Dana-Farber Cancer Institute, Boston, MA.
Harvard Medical School, Boston, MA.
JCO Clin Cancer Inform. 2024 May;8:e2300269. doi: 10.1200/CCI.23.00269.
Eastern Cooperative Oncology Group (ECOG) performance status (PS) is a key clinical variable for cancer treatment and research, but it is usually only recorded in unstructured form in the electronic health record. We investigated whether natural language processing (NLP) models can impute ECOG PS using unstructured note text.
Medical oncology notes were identified from all patients with cancer at our center from 1997 to 2023 and divided at the patient level into training (approximately 80%), tuning/validation (approximately 10%), and test (approximately 10%) sets. Regular expressions were used to extract explicitly documented PS. Extracted PS labels were used to train NLP models to impute ECOG PS (0-1 2-4) from the remainder of the notes (with regular expression-extracted PS documentation removed). We assessed associations between imputed PS and overall survival (OS).
ECOG PS was extracted using regular expressions from 495,862 notes, corresponding to 79,698 patients.
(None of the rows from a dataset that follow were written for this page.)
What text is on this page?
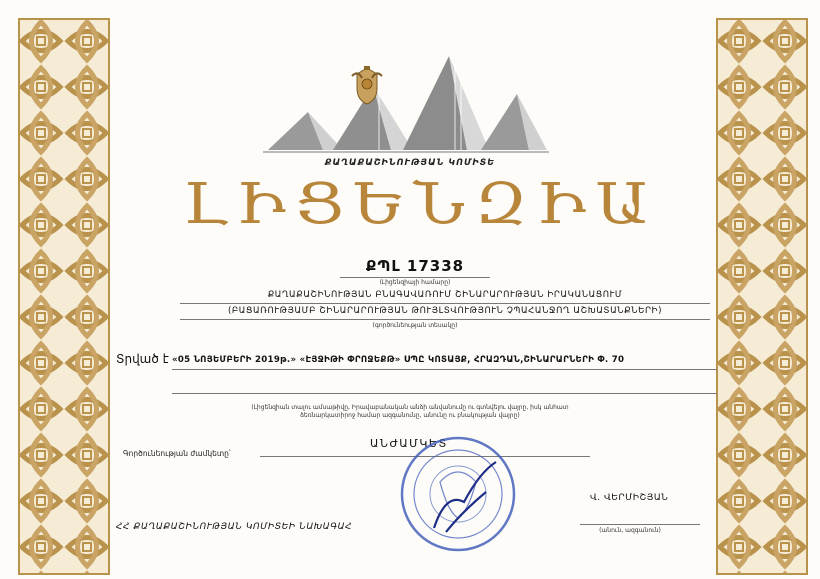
ՔԱՂԱՔԱՇԻՆՈՒԹՅԱՆ ԿՈՄԻՏԵ
ԼԻՑԵՆԶԻԱ
ՔՊԼ 17338
(Լիցենզիայի համարը)
ՔԱՂԱՔԱՇԻՆՈՒԹՅԱՆ ԲՆԱԳԱՎԱՌՈՒՄ ՇԻՆԱՐԱՐՈՒԹՅԱՆ ԻՐԱԿԱՆԱՑՈՒՄ
(ԲԱՑԱՌՈՒԹՅԱՄԲ ՇԻՆԱՐԱՐՈՒԹՅԱՆ ԹՈՒՅԼՏՎՈՒԹՅՈՒՆ ՉՊԱՀԱՆՋՈՂ ԱՇԽԱՏԱՆՔՆԵՐԻ)
(գործունեության տեսակը)
Տրված է «05 ՆՈՅԵՄԲԵՐԻ 2019թ.» «ԷՅՋԻԹԻ ՓՐՈՋԵՔԹ» ՍՊԸ ԿՈՏԱՅՔ, ՀՐԱԶԴԱՆ,ՇԻՆԱՐԱՐՆԵՐԻ Փ. 70
(Լիցենզիան տալու ամսաթիվը, Իրավաբանական անձի անվանումը ու գտնվելու վայրը, իսկ անհատ
ձեռնարկատիրոջ համար ազգանունը, անունը ու բնակության վայրը)
Գործունեության ժամկետը՝
ԱՆԺԱՄԿԵՏ
Վ. ՎԵՐՄԻՇՅԱՆ
(անուն, ազգանուն)
ՀՀ ՔԱՂԱՔԱՇԻՆՈՒԹՅԱՆ ԿՈՄԻՏԵԻ ՆԱԽԱԳԱՀ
A Transformer-based Longformer model imputed PS with high discrimination (test set area under the receiver operating characteristic curve 0.95, area under the precision-recall curve 0.73). Imputed poor PS was associated with worse OS, including among notes with no explicit documentation of PS detected (OS hazard ratio, 11.9; 95% CI, 11.1 to 12.8).
NLP models can be used to impute performance status from unstructured oncologist notes at scale. This may aid the annotation of oncology data sets for clinical outcomes research and cancer care delivery.
东部肿瘤协作组(ECOG)体能状态(PS)是癌症治疗和研究的关键临床变量,但它通常仅在电子健康记录中以非结构化形式记录。我们研究了自然语言处理(NLP)模型是否可以使用非结构化的笔记文本推断 ECOG PS。
从我们中心 1997 年至 2023 年所有癌症患者的医疗肿瘤学笔记中确定了患者,并在患者水平上分为训练(约 80%)、调整/验证(约 10%)和测试(约 10%)集。使用正则表达式从笔记中提取明确记录的 PS。提取的 PS 标签用于训练 NLP 模型,以从其余笔记中推断 ECOG PS(0-1 2-4)(去除正则表达式提取的 PS 文档)。我们评估了推断的 PS 与总生存(OS)之间的关联。
使用正则表达式从 495,862 份笔记中提取了 ECOG PS,对应 79,698 名患者。基于 Transformer 的 Longformer 模型以高判别力推断 PS(测试集受试者工作特征曲线下面积 0.95,精确召回曲线下面积 0.73)。推断的不良 PS 与较差的 OS 相关,包括在未检测到明确 PS 记录的笔记中(OS 风险比,11.9;95%CI,11.1 至 12.8)。
NLP 模型可用于从非结构化肿瘤学家笔记中大规模推断 PS。这可能有助于注释临床结果研究和癌症护理提供的肿瘤学数据集。